Nearly an entire city block in Fountain Square soon could be redeveloped, with five old buildings getting torn down and a new five-story project springing up with retail space and 94 apartments.
The $20 million project by Jackson Development LLC of Carmel could dramatically overhaul part of the neighborhood. It has been undergoing a slow-motion renaissance for at least 15 years—most recently bolstered by the spur of the Cultural Trail that links it to downtown.
The project will require a zoning change and several variances, but developer Carter Jackson said he has been talking for months with neighbors and community leaders.
“Fountain Square is full of life, energy and reinvestment,” Carter said Friday in a phone interview. “It’s a place where people are moving to live and work. It’s accessible, convenient and walkable. It has a great history and a great future.”
He compared his project to Slate on Virginia Avenue, a modern, rectangular mixed-use development that was designed by the same architect, Blackline Studio.
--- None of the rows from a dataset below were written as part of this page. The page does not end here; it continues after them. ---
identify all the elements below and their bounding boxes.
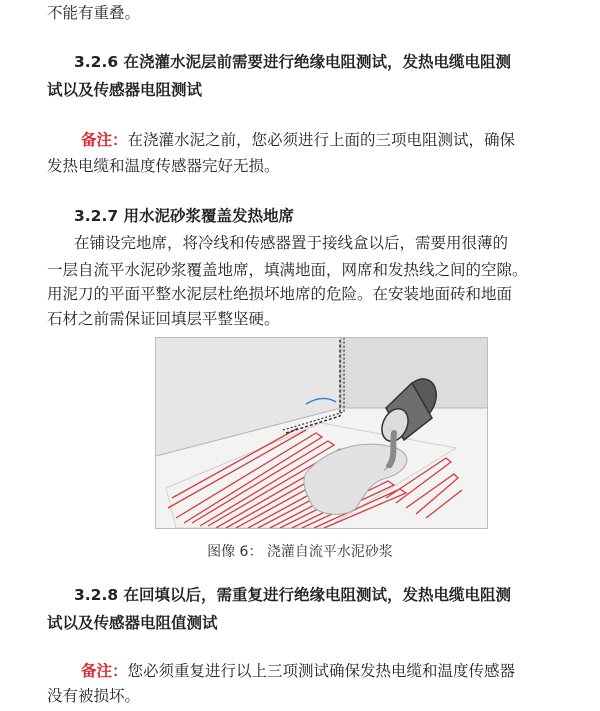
section-328-heading-line2: 试以及传感器电阻值测试 bbox=[47, 614, 218, 632]
note-label: 备注： bbox=[81, 662, 128, 680]
section-326-note-line1 bbox=[81, 130, 600, 150]
section-327-para-line: 一层自流平水泥砂浆覆盖地席，填满地面，网席和发热线之间的空隙。 bbox=[47, 261, 528, 279]
figure-caption: 图像 6： 浇灌自流平水泥砂浆 bbox=[207, 544, 393, 560]
section-328-heading-line1: 3.2.8 在回填以后，需重复进行绝缘电阻测试，发热电缆电阻测 bbox=[74, 586, 512, 604]
section-326-heading-line2: 试以及传感器电阻测试 bbox=[47, 81, 203, 99]
section-327-para-line: 在铺设完地席，将冷线和传感器置于接线盒以后，需要用很薄的 bbox=[74, 234, 509, 252]
section-328-note-line1 bbox=[81, 661, 600, 681]
section-326-note-line2: 发热电缆和温度传感器完好无损。 bbox=[47, 157, 280, 175]
cement-bucket-icon bbox=[374, 378, 444, 468]
section-328-note-line2: 没有被损坏。 bbox=[47, 687, 141, 705]
section-327-para-line: 用泥刀的平面平整水泥层杜绝损坏地席的危险。在安装地面砖和地面 bbox=[47, 285, 513, 303]
note-text: 您必须重复进行以上三项测试确保发热电缆和温度传感器 bbox=[127, 662, 516, 680]
section-327-heading: 3.2.7 用水泥砂浆覆盖发热地席 bbox=[74, 207, 295, 225]
figure-floor-heating-illustration bbox=[155, 337, 488, 529]
section-327-para-line: 石材之前需保证回填层平整坚硬。 bbox=[47, 310, 280, 328]
note-text: 在浇灌水泥之前，您必须进行上面的三项电阻测试，确保 bbox=[127, 131, 516, 149]
intro-text: 不能有重叠。 bbox=[47, 4, 141, 22]
section-326-heading-line1: 3.2.6 在浇灌水泥层前需要进行绝缘电阻测试，发热电缆电阻测 bbox=[74, 53, 512, 71]
note-label: 备注： bbox=[81, 131, 128, 149]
The Fountain Square project, which has yet to be named, will sit on 1.02 acres at the southwest corner of Prospect and Spruce streets. That's a few blocks east of the neighborhood’s commercial core, where Prospect intersects with Virginia Avenue and Shelby Street.
It will sit directly east of Santorini Greek Kitchen, a popular dining landmark which will remain. The restaurant’s owners, Taki and Jeanette Sawi, put the adjoining property up for sale last fall.
Plans call for several old structures on six lots to be torn down, including three houses, a cinder-block garage and a single-story building that houses a Mexican grocery and used-tire shop.
According to plans filed with the city, the project includes 8,500 square feet of commercial space on the ground floor. Jackson said that could include a small restaurant or office space. It will be topped with four stories of apartments ranging from studios at 432 square feet to three-bedroom units with 2,600 square feet.
Rents will be about $1.50 a square foot per month, meaning the apartments would go for between $648 to $3,900 a month. About 10 percent of the units will be reserved as “affordable housing options.”
The design calls for a modern look that incorporates some historical architectural features, such as angled doorways, he said. The first two floors will be brick. Materials have not yet been selected for the upper floors. The building will feature alcove entries, like several existing Fountain Square commercial buildings; public art; and a 15-foot wide pedestrian area.
The developer has the land under contract, subject to obtaining zoning and financing. The project will need to get approval from the city to change the zoning from C-4 commercial to mixed-use.
Jackson said he has had numerous conversations in the neighborhood, and has received positive comments. The Southeast Neighborhood Development group has submitted a letter of support to the city.
If the project gets all the approvals, Jackson expects to start construction next spring. It could take nearly two years to build, he said.
Jackson, who runs a one-man development firm, has a number of completed real estate projects under his belt, including the 126,000-square-foot Community Health Pavilion on the southwest corner of 146th Street and Cumberland Road in Noblesville.
Ted McClure, a commercial realtor who co-listed the property, said he received four offers in just a few weeks. Several of them were mixed-use proposals, and one was an entertainment project. He declined to reveal terms of the winning offer, except to say the sellers had asked $1.2 million.
The seller chose the winning proposal due to the developer’s reputation, he said.
“I think it’s a great project,” McClure said. “If anyone could work with the neighborhood and add a strong development to the neighborhood, Carter Jackson can.”